La technicité et la nature comme source d’inspiration se reflètent également dans le flacon, conçu par l’artiste japonais Tokujin Yoshioka, qui a travaillé en étroite collaboration avec Issey Miyake pendant plus de 30 ans. Comme Issey Miyake, il s’inspire de la nature et adopte un style minimaliste. Il a conçu des accessoires, des objets design et même des flagship stores pour la marque. Il s’agit du premier flacon de parfum qu’il a développé pour Issey Miyake, mais aussi du dernier projet sur lequel il a travaillé avec le créateur. Il a créé une bouteille en verre elliptique qui semble changer de forme lorsqu’on la tourne : imperceptiblement, les lignes abruptes se transforment en courbes douces. Le verre présente une base concave qui reflète la lumière, tout comme le bouchon chromé, suggérant à nouveau le mouvement. « Le flacon semble très simple à première vue, mais il est le fruit d’un long processus de réflexion et d’une technicité certaine », estime Yaël Tuil.

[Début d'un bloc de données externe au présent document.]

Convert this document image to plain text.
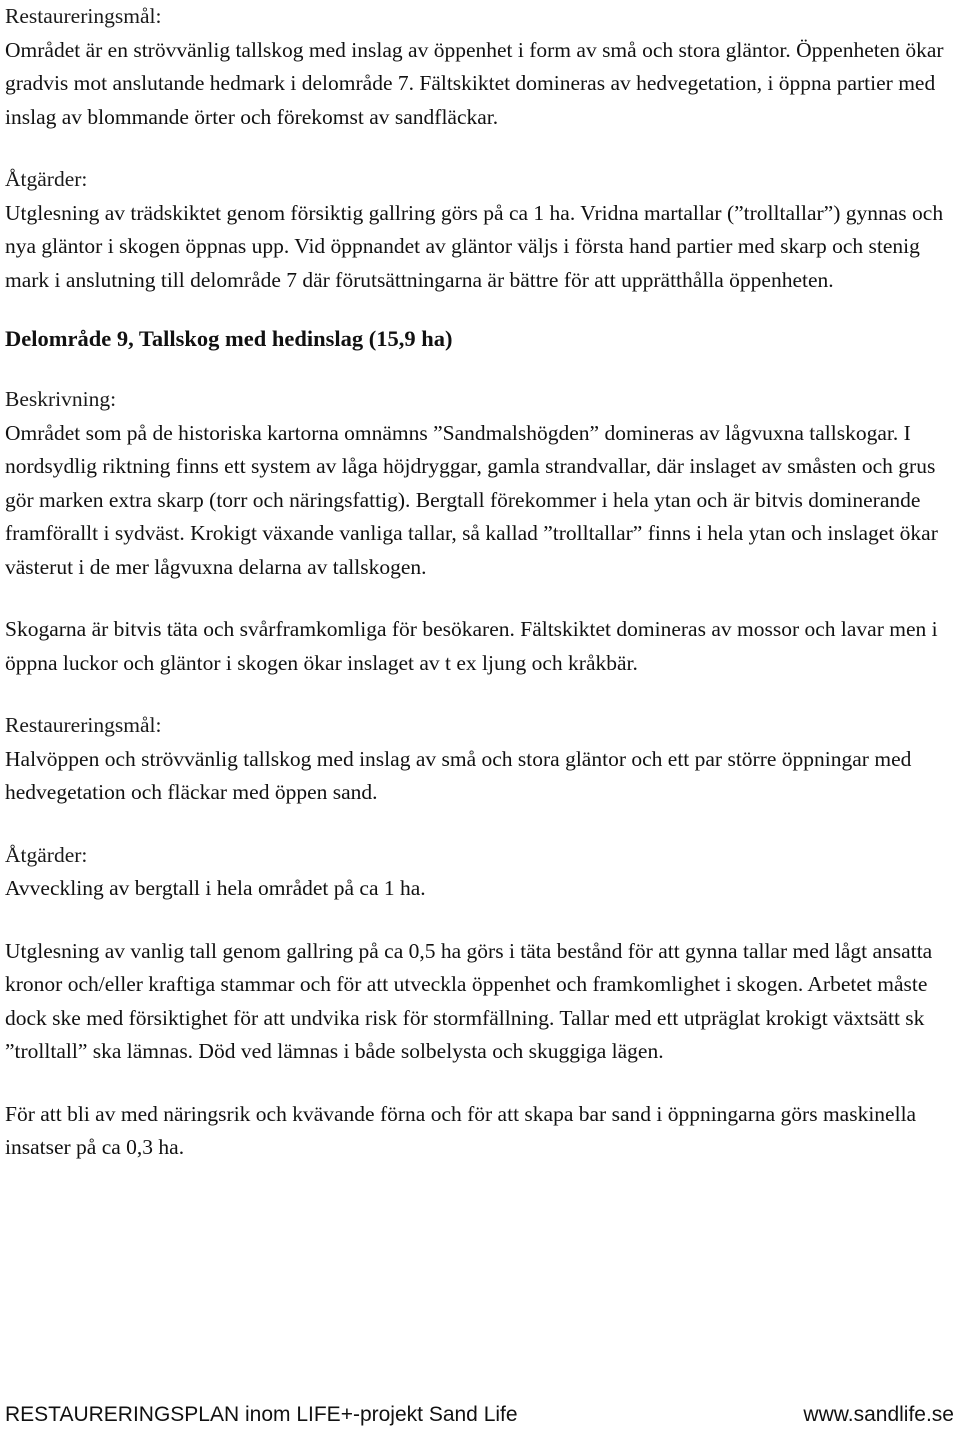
Restaureringsmål:

Området är en strövvänlig tallskog med inslag av öppenhet i form av små och stora gläntor. Öppenheten ökar gradvis mot anslutande hedmark i delområde 7. Fältskiktet domineras av hedvegetation, i öppna partier med inslag av blommande örter och förekomst av sandfläckar.

Åtgärder:

Utglesning av trädskiktet genom försiktig gallring görs på ca 1 ha. Vridna martallar (”trolltallar”) gynnas och nya gläntor i skogen öppnas upp. Vid öppnandet av gläntor väljs i första hand partier med skarp och stenig mark i anslutning till delområde 7 där förutsättningarna är bättre för att upprätthålla öppenheten.

Delområde 9, Tallskog med hedinslag (15,9 ha)
Beskrivning:

Området som på de historiska kartorna omnämns ”Sandmalshögden” domineras av lågvuxna tallskogar. I nordsydlig riktning finns ett system av låga höjdryggar, gamla strandvallar, där inslaget av småsten och grus gör marken extra skarp (torr och näringsfattig). Bergtall förekommer i hela ytan och är bitvis dominerande framförallt i sydväst. Krokigt växande vanliga tallar, så kallad ”trolltallar” finns i hela ytan och inslaget ökar västerut i de mer lågvuxna delarna av tallskogen.

Skogarna är bitvis täta och svårframkomliga för besökaren. Fältskiktet domineras av mossor och lavar men i öppna luckor och gläntor i skogen ökar inslaget av t ex ljung och kråkbär.

Restaureringsmål:

Halvöppen och strövvänlig tallskog med inslag av små och stora gläntor och ett par större öppningar med hedvegetation och fläckar med öppen sand.

Åtgärder:

Avveckling av bergtall i hela området på ca 1 ha.

Utglesning av vanlig tall genom gallring på ca 0,5 ha görs i täta bestånd för att gynna tallar med lågt ansatta kronor och/eller kraftiga stammar och för att utveckla öppenhet och framkomlighet i skogen. Arbetet måste dock ske med försiktighet för att undvika risk för stormfällning. Tallar med ett utpräglat krokigt växtsätt sk ”trolltall” ska lämnas. Död ved lämnas i både solbelysta och skuggiga lägen.

För att bli av med näringsrik och kvävande förna och för att skapa bar sand i öppningarna görs maskinella insatser på ca 0,3 ha.

RESTAURERINGSPLAN inom LIFE+-projekt Sand Life	www.sandlife.se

Tout comme les campagnes publicitaires : affichage numérique en 3D et filtre pour les réseaux sociaux où un monument est remplacé par le flacon émergeant de la terre. Pour la campagne publicitaire, le réalisateur-photographe britannique Marcus Tomlinson s’est inspiré de la technologie cymatique, qui rend le son visible. Il a filmé des ondes sonores visuelles, mélangeant des images réelles et des images générées par ordinateur. Le film s’ouvre sur un plongeon au fond du flacon, transformant le parfum en un tourbillon de sel. La caméra se focalise sur un cristal de sel, qui explose ensuite en milliers de particules individuelles, créant ainsi des formes mystérieuses et étonnantes. Un chef-d’œuvre technique et artistique.

Sous l’œil de M. Miyake

Yaël Tuil n’a jamais rencontré Issey Miyake en personne; elle a commencé à travailler pour l’entreprise pendant la pandémie de coronavirus et M. Miyake est décédé quelques mois plus tard. Pourtant, elle a l’impression de le connaître. « Nous avons beaucoup échangé par e-mail, mais nous ne nous sommes malheureusement jamais rencontrés, à mon grand regret. J’ai visité sa maison à Paris, qui a été laissée en l’état. On y sent fortement sa présence à l’intérieur ; son bureau, ses vêtements, le thé qu’il buvait, les livres qu’il lisait. J’ai une grande photo d’Issey Miyake dans mon bureau et il m’arrive de la regarder et de me demander s’il aurait été satisfait de notre travail. Ma plus grande crainte est de le décevoir. » Le projet s’inscrit parfaitement dans la vision d’Issey Miyake : high-tech, créativité, nature comme source d’inspiration et souci de durabilité. Il a tout ce qu’il faut pour faire la pluie et le beau temps dans le monde de la parfumerie.